Cardinality Oriented Databases

Columnar-oriented databases have gained immense popularity in recent times. Their design, which is inherently columnar, tends to follow a sparse data format. This means that for a given query, which typically focuses on data related to a specific unique value, the system only needs to process a small segment of the entire columnar structure. Scanning the whole columnar for every query is inefficient and often unnecessary.

To address this, many columnar databases implement sparse indexing or bloom filters to bypass irrelevant data. However, this approach still results in the loading of a significant amount of unnecessary data. The advantage of

columnar databases is their high compression ratio, which can offset the cost of loading this excess data to some extent.

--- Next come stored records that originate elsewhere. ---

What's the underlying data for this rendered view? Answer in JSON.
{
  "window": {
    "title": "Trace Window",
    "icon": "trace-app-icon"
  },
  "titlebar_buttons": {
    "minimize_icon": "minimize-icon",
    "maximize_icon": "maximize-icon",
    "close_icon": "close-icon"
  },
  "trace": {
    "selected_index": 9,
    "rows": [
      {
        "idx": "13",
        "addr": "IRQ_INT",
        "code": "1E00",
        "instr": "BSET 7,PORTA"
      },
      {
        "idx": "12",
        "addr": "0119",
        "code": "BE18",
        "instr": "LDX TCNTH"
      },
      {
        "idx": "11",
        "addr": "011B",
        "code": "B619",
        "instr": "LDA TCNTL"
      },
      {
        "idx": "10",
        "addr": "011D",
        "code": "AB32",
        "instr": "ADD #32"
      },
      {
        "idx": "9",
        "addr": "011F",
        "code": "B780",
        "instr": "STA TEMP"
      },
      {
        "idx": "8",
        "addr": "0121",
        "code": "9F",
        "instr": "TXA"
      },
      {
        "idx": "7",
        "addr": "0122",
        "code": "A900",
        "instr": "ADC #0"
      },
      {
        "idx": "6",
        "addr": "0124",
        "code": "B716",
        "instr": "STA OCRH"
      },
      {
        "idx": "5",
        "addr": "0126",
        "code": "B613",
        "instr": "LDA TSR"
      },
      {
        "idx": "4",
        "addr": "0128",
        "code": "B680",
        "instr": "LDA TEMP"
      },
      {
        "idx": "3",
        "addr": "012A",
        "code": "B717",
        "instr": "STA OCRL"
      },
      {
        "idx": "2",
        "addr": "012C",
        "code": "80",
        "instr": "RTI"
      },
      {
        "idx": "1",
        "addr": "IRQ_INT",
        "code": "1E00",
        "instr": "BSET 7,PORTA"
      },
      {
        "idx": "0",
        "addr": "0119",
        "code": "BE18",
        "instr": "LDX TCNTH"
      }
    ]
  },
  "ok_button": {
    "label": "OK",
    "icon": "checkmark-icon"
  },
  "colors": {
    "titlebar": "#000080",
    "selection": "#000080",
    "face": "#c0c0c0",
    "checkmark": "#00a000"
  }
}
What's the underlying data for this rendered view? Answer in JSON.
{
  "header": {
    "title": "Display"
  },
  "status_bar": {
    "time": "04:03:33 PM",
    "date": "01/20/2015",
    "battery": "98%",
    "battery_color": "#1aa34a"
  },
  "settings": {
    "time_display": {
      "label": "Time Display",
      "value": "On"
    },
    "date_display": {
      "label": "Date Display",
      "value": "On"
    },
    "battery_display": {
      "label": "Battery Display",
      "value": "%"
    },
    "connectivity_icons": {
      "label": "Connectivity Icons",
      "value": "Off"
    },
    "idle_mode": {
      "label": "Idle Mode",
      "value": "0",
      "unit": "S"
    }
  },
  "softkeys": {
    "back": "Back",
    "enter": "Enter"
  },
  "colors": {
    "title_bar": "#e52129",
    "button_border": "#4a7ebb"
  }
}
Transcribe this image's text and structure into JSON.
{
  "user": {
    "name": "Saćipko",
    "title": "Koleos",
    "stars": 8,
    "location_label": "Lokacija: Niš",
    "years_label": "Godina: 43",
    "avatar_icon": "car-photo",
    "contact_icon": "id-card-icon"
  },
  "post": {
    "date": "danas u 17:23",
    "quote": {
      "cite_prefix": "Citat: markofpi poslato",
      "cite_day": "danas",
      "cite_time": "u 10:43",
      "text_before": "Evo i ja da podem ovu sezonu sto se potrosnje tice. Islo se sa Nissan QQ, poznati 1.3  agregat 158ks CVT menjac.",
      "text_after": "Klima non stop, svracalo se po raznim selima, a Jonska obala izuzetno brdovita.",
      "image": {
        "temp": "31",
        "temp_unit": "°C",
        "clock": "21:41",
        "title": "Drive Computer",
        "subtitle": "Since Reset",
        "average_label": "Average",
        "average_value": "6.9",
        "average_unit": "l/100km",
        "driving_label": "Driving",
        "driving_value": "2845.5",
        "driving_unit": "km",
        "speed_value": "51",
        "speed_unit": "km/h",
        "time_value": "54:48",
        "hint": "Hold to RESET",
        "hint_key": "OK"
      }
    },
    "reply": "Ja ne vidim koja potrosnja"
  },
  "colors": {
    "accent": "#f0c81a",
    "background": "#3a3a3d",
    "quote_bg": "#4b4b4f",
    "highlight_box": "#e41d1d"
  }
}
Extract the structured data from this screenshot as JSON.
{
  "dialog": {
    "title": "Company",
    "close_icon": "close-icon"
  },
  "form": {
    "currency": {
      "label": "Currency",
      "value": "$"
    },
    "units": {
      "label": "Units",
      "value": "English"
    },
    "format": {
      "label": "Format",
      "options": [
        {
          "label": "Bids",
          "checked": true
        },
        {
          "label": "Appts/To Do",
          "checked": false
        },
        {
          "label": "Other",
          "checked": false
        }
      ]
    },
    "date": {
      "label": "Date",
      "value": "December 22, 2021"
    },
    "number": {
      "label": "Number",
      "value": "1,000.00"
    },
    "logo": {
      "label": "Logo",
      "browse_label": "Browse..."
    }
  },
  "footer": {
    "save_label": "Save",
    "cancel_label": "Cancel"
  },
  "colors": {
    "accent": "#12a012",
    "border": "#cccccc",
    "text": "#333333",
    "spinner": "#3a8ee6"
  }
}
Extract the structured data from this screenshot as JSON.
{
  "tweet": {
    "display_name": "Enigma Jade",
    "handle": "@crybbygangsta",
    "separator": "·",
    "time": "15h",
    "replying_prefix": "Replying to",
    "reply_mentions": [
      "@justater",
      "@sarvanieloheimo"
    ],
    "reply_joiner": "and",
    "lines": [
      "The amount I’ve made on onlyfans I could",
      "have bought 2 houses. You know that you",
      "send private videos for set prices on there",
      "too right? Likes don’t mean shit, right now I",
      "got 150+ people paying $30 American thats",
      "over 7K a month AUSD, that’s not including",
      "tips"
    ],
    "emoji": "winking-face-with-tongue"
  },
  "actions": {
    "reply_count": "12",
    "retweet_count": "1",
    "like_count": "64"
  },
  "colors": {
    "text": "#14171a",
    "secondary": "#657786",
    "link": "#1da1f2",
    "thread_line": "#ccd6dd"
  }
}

In contrast, cardinality-oriented databases focus specifically on values. They operate under the assumption that most queries target a few specific values rather than the entire dataset. With this approach, unique values are stored in separate segments. Consequently, a query only loads and scans the segments containing the relevant values. This strategy significantly minimizes data loading size, thereby reducing bandwidth wastage and enhancing overall efficiency.

the comparison of columnar-oriented vs cardinality-oriented

Conclusion

For complex analysis requests focusing on unique values, a cardinality-oriented design proves superior to columnar-oriented approaches. By exchanging CPU for IO, one can achieve lower costs and enhanced performance using minimal computational resources, leveraging improved IO capabilities.